Monday, December 3, 2007

Display is Data

Traditionally, the judgment has been that HTML is entirely about display, is generally throw away, and at best is for graphic designers to lovingly handcraft into skillful and brittle, baroque shapes.

Or to put it more bluntly: “HTML is the crap the server has to spit out and we don’t care what it is, just as long as it makes the browser do what the spec says.”

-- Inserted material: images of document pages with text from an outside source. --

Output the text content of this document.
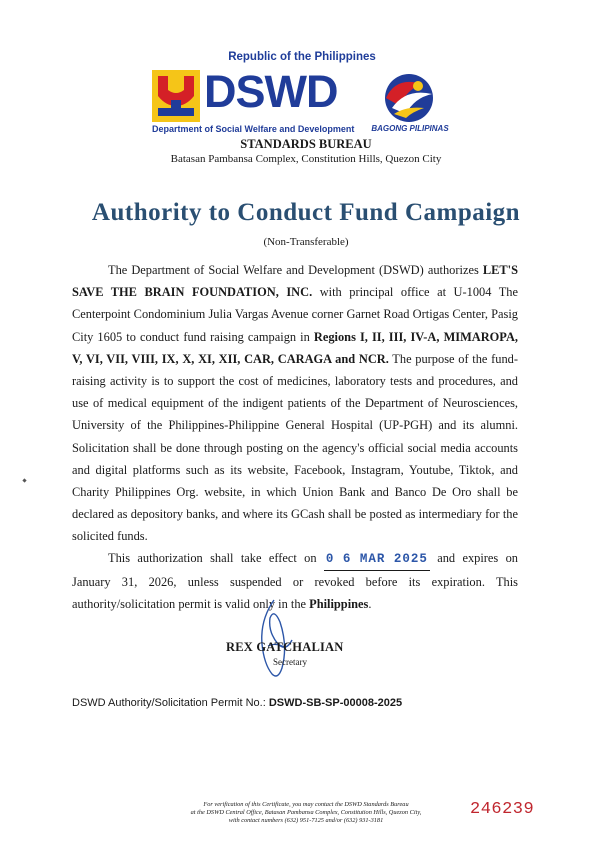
Republic of the Philippines
DSWD
Department of Social Welfare and Development BAGONG PILIPINAS
STANDARDS BUREAU
Batasan Pambansa Complex, Constitution Hills, Quezon City
Authority to Conduct Fund Campaign
(Non-Transferable)
The Department of Social Welfare and Development (DSWD) authorizes LET'S SAVE THE BRAIN FOUNDATION, INC. with principal office at U-1004 The Centerpoint Condominium Julia Vargas Avenue corner Garnet Road Ortigas Center, Pasig City 1605 to conduct fund raising campaign in Regions I, II, III, IV-A, MIMAROPA, V, VI, VII, VIII, IX, X, XI, XII, CAR, CARAGA and NCR. The purpose of the fund-raising activity is to support the cost of medicines, laboratory tests and procedures, and use of medical equipment of the indigent patients of the Department of Neurosciences, University of the Philippines-Philippine General Hospital (UP-PGH) and its alumni. Solicitation shall be done through posting on the agency's official social media accounts and digital platforms such as its website, Facebook, Instagram, Youtube, Tiktok, and Charity Philippines Org. website, in which Union Bank and Banco De Oro shall be declared as depository banks, and where its GCash shall be posted as intermediary for the solicited funds.
This authorization shall take effect on 0 6 MAR 2025 and expires on January 31, 2026, unless suspended or revoked before its expiration. This authority/solicitation permit is valid only in the Philippines.
REX GATCHALIAN
Secretary
DSWD Authority/Solicitation Permit No.: DSWD-SB-SP-00008-2025
For verification of this Certificate, you may contact the DSWD Standards Bureau
at the DSWD Central Office, Batasan Pambansa Complex, Constitution Hills, Quezon City,
with contact numbers (632) 951-7125 and/or (632) 931-3181
246239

But what about a world where HTML is data returned from web services, display is the domain of CSS only, and javascript runs on the margins of the page and is not embedded into the HTML?

For example:

Say you need to build a page that is going to display a table of data. Let’s say it’s a table of charges on an account that includes name, amount, and date. In standard web development practice, this page would be given to a graphic designer and then to a developer who will plug data into the designer’s display, and you might end up with something like this:

<table class=”dataTable”>

<tr>

<td class=”tableHeaderLeftSelected”>Name</td>

<td class=”tableHeader”>Amount</td>

<td class=”tableHeaderRight”>Date</td>

</tr>

<tr>

<td class=”tableDataLeft”><span class=”bold”>Bob Smith</span></td>

<td class=”tableData”>57.50</td>

<td class=”tableDataRight”><span class=”highlight”>December 1st, 2007</span></td>

</tr>

</table>

The above example was driven by the following requirements:

  1. the first column had to be left aligned
  2. the last column needs to be right aligned
  3. all other columns need to be center aligned
  4. dates need to be highlighted
  5. names need to be bold

What’s so bad about this? Nothing is terrible, and in fact, this is a big improvement over a lot of markup I have seen (no inline styles and relatively clear class names), but there are a number of ways this could be improved:

  1. use the HTML structure as data (hence the “Cascading” in CSS)
  2. break up the classes into semantic tags
  3. tag data, not styles

here is the transformed HTML:

<table class=”data accounts”>

<tr>

<td class=”header first selected”>Name</td>

<td class=”header”>Amount</td>

<td class=”header last”>Date</td>

</tr>

<tr>

<td class=”data first name”> Bob Smith</td>

<td class=”data currency dollars”>57.50</td>

<td class=”data last date”> December 1st, 2007</td>

</tr>

</table>

This not only lets you build cleaner CSS, but also allows you to load the markup with of latent capabilities (for example, lets say months down the road, you want to make all ‘dollar’ data green, you just need to make one change in the CSS), and provides clean hooks for plugging in functionality to this HTML using javascript without actually putting any code inline. This has a lot of advantages in browser mashups where the content of a page is built on the fly and we want to defer the definition of most behviors to the controlling page. For example, if the above HTML were returned as the result of an AJAX request, a querying utility such as dojo,query could be used to pick out the headers and attach event handlers to control sorting in a way appropriate to the particular page:

var headersArray = dojo.query(“.header”);

for (var i = 0; i < headersArray.length; i++) {

//attach event handler to each header
}

Of course, HTML is not an alternative to XML or other pure data formats, but it can provide a useful middle ground in many content syndication scenarios. And overall, data is a good paradigm to start with when implementing HTML. The W3C sums this up well in the Working Draft for HTML 5:

HTML should allow separation of content and presentation. For this reason, markup that expresses structure is usually preferred to purely presentational markup. However, structural markup is a means to an end such as media independence. Profound and detailed semantic encoding is not necessary if the end can be reached otherwise. Defining reasonable default presentation for different media may be sufficient. HTML strikes a balance between semantic expressiveness and practical usefulness

2 comments:

robinb said...

th for table header cells
td for table data cells

Otherwise screenreaders won't like you very much!

;-)

n kolba said...

yes, you are right. Should be "th", which of course eliminates the need to the "header" class. Event more semantic.